Dystonia is sometimes a symptom of another disorder or condition, including:
- Parkinson’s disease
- Huntington’s disease
- Wilson’s disease
- Traumatic brain injury
- Birth injury
- Brain tumor
- Paraneoplastic syndromes
- Oxygen deprivation
- Infections, such as TB or encephalitis
- Reactions to certain medications
- Heavy metal or carbon monoxide poisoning
How is dystonia diagnosed?
There is no single test that can definitively diagnose dystonia. Your doctor will review your symptoms and medical history during a physical examination and may order any of the following tests:
- Blood tests
- Urine tests
- CT scan
- MRI scan
- Electromyography (EMG)
Symptoms of Dystonias
Involuntary muscle contractions are the primary symptom of dystonia. They can cause your body to assume twisting, repetitive, or painful postures. Symptoms may be progressive, and they may be aggravated by stress, anxiety, or fatigue.

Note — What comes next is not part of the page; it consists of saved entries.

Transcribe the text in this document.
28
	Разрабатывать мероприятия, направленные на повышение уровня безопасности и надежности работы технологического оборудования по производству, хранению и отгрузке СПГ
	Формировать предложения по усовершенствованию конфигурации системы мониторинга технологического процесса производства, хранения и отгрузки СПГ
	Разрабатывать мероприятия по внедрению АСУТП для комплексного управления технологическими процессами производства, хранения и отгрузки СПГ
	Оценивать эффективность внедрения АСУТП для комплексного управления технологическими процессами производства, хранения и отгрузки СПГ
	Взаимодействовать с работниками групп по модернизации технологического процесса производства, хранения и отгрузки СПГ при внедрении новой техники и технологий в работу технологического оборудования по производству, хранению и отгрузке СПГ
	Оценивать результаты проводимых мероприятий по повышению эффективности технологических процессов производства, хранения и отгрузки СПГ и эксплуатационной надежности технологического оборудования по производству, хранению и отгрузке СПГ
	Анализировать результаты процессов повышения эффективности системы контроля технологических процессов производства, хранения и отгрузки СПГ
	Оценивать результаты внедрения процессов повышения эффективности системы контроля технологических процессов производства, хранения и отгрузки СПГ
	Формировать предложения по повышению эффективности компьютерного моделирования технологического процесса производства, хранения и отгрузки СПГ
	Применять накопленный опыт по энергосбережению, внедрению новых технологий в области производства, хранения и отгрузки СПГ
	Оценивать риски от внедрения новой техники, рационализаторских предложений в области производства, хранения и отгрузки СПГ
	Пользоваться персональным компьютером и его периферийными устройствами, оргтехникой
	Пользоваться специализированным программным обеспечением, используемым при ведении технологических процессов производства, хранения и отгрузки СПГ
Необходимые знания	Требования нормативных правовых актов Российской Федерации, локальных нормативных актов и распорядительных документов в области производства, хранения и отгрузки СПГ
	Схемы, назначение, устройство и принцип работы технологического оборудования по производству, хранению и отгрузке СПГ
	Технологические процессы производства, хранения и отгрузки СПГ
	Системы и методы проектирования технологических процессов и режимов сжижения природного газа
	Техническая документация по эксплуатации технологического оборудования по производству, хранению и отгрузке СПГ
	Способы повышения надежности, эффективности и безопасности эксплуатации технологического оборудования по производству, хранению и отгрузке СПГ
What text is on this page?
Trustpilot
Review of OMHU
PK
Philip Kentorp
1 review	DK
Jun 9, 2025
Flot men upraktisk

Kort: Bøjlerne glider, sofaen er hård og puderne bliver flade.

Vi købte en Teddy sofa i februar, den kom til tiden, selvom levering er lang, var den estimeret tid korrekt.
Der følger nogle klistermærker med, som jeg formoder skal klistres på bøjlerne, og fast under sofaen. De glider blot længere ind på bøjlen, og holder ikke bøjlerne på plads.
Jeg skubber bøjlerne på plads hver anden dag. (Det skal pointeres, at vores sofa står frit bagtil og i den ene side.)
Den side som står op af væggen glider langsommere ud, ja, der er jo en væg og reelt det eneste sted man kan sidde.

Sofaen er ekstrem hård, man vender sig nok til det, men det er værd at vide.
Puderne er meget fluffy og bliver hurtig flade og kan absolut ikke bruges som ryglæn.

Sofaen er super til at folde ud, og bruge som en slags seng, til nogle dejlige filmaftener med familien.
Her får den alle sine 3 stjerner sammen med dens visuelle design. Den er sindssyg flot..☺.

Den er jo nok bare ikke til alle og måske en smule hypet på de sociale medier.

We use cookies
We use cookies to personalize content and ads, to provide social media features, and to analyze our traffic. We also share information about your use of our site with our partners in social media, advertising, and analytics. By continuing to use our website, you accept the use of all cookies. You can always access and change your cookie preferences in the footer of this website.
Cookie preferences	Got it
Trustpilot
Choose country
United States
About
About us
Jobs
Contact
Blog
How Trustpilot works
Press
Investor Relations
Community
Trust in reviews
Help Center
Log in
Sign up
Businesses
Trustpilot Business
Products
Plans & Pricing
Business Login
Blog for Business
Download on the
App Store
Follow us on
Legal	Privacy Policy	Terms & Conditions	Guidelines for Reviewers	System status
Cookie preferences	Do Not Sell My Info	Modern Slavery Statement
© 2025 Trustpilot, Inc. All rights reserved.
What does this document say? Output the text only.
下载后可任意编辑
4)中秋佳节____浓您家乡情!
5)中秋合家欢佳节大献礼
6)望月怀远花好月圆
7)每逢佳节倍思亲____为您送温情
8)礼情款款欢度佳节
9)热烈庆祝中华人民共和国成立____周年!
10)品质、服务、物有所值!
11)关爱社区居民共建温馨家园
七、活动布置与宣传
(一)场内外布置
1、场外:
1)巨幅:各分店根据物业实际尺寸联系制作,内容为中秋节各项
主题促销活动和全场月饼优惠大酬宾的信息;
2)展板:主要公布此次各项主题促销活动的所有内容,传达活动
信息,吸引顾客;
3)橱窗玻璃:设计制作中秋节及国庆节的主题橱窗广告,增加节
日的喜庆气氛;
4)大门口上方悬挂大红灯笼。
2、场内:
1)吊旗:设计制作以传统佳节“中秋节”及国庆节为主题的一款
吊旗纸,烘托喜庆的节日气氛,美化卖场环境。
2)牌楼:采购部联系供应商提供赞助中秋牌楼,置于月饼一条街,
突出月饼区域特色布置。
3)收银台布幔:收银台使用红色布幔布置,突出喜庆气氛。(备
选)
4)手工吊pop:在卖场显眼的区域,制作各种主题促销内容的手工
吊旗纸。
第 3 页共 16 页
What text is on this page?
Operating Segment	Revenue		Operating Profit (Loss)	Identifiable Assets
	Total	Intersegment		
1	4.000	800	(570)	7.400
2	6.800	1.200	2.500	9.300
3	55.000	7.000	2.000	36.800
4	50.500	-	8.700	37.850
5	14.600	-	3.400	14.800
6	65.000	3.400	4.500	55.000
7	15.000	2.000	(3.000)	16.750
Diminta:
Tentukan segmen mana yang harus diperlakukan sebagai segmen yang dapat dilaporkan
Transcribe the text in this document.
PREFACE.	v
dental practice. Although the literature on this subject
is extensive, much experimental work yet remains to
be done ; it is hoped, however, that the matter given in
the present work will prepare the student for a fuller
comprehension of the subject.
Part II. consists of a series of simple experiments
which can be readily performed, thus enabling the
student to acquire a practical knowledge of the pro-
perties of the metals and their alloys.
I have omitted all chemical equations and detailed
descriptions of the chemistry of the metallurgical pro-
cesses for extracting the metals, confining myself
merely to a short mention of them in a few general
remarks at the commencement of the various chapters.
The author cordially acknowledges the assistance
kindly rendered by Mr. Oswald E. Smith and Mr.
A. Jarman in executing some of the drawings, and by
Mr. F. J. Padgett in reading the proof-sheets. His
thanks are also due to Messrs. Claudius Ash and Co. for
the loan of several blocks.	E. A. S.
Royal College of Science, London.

Depending on the form of dystonia, symptoms may include:
- Foot cramps
- Tendency of one foot to turn or drag
- Rapid blinking
- Involuntary spasms that cause your eyelids to close
- Uncontrollable head movements
- Difficulties opening and closing your mouth
- Difficulty swallowing
- Strained, breathy, or slurred speech
- Cramps while doing a particular activity, such as handwriting or playing an instrument
Symptoms of dystonia vary depending on which muscles are affected and can signal a serious underlying condition. Contact a medical professional if you believe you are experiencing involuntary muscle contractions.
Treatments for Dystonias
Treatments for dystonia are aimed at decreasing spasms, pain, and disturbed postures.
Botulinum Toxin (Botox) for Dystonia
Chemical denervation using Botox is a common treatment for dystonia. It temporary paralyzes the muscles involved and is most effective when used for focal dystonia.
Deep Brain Stimulation (DBS) for Dystonia
Deep brain stimulation (DBS) describes a treatment in which a neurosurgeon implants a device called a neurostimulator in your brain to deliver a small electrical stimulus to your basal ganglia. Once the device is turned on, your symptoms may diminish.
It usually takes several months for your doctor to program your stimulator to give you the most relief.